According to Anderson and Cox, while weather issues have been a minor issue in the building process, the real difficulty came in getting plans, drafts and other documents and forms approved by the state before they could progress with the project.
"Truthfully, the weather issues have not really postponed where we are going to finish the project because when we got started, basically the first of the year, the issues that actually caused that were trying to get the drawings and plans finished, get them approved by the state. Whenever we did that, we knew already that we were not going to be able to get in at the end of the year. So the weather really wasn't the factor in pushing that back as much as actually just getting approvals from the state," Cox said.
"We had some issues getting things approved from the department. We got hung up on a stage for quite some time, and so it took a little bit longer to get some stuff approved from the department and then we've had some weather issues and things like that. We'd love to have them to graduate, but I don't think it's going to happen," Anderson said.
She also cited the effort to stay under budget as a contributing factor to the completion date.
"That was another reason for the time delay, because the architect, construction manager and district worked very closely together to keep it in budget because we promised our community what we would deliver and we tried very hard to keep it in that budget."
Despite the class of 2020 not having the opportunity to partake of the new facilities as expected, Anderson said the school still intends on including them in the new building.
"When we first started and did the groundbreaking, we were thinking it was going to be the 2020 graduates, so we allowed them to be part of the ceremony. We are going to honor them in some way," said Anderson.

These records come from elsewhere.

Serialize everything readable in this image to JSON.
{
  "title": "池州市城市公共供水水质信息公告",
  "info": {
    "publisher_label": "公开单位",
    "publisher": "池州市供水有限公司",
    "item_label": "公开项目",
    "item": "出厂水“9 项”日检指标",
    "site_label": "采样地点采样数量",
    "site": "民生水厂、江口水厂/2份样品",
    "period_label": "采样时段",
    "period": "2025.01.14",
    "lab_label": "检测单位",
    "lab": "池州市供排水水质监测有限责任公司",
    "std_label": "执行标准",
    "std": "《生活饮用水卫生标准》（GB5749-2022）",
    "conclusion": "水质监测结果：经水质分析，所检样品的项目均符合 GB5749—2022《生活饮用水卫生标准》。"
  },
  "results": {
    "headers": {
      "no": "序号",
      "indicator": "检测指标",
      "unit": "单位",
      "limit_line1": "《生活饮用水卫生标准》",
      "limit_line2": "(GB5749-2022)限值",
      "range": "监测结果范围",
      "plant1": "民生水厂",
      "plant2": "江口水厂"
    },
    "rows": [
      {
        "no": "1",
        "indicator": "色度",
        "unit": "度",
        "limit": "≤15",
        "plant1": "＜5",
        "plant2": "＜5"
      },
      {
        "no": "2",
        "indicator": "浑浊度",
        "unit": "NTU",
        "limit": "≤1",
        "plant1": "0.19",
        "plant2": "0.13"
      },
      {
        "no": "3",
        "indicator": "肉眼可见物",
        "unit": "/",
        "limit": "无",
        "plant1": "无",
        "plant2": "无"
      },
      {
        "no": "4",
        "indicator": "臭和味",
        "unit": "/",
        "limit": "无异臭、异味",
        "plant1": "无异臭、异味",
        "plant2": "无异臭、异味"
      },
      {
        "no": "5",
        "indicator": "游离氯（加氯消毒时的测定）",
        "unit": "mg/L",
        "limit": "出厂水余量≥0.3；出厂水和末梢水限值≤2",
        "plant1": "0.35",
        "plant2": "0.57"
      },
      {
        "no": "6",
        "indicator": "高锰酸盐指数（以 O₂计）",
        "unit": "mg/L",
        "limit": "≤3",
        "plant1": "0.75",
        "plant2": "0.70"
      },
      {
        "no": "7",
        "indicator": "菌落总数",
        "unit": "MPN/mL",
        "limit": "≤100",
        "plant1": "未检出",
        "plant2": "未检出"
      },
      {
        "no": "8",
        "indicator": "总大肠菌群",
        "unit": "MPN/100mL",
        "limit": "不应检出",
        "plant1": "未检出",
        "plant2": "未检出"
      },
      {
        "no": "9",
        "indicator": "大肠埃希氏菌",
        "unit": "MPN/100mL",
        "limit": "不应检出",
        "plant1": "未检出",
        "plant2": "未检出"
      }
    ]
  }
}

"The weather and the holdups with different things, I feel really bad about that. That was one of the things I did learn through this process, that you can't control the weather. You can't control when you have so many other people involved. We don't know how yet, but we do want to honor those kids that were the ones that kind of took the lead."
She added that the bench that the class of 2018 gifted to the school would be placed somewhere in the new building.
For now, construction is ongoing, and according to Cox, erection of framing for the project began three weeks ago.
"This is probably only 20 percent of the building. So we'll be doing framing well into probably the end of this year," he said.
The project currently has approximately 30 workers on site each day, but Cox said that as construction progresses, that number will rise to 75-80 workers per day, many of which are local.
As for the old Cutter Morning Star High School building, Anderson said the district is currently investigating ways to re-purpose it.
"We've gotten quite a bit of feedback on that. We actually applied for a school-based health clinic, but we haven't heard anything on the grant yet, so I'm assuming we haven't gotten it. But I haven't gotten the letter for sure that we didn't. We're looking at a lot of different things."
Anderson offered her thanks to several groups of people for the new facilities.
"The biggest thing is our board support. They've worked tirelessly. The community has been very, very supportive. And I know that they are very, very excited," she said, along with expressing thanks to Hill & Cox Corp. and Jackson Brown Palculict Architects.
Cox and Anderson expressed their belief that the new facilities will be well worth the wait.
"When you're spending $15 million on a project, you want it to be done right. This is a one time shot. So having things exactly how Cutter Morning Star needs them to be is the most important thing. We're on time and in budget with what we have schedule wise and moneys set aside for the project. And despite some weather that we have had recently, the project is progressing well," Cox said.
"We don't build buildings here ... every few years, so we wanted it to last. We wanted it to be timeless. If they don't build anything else in 50 years, we want it to still be functional," Anderson said.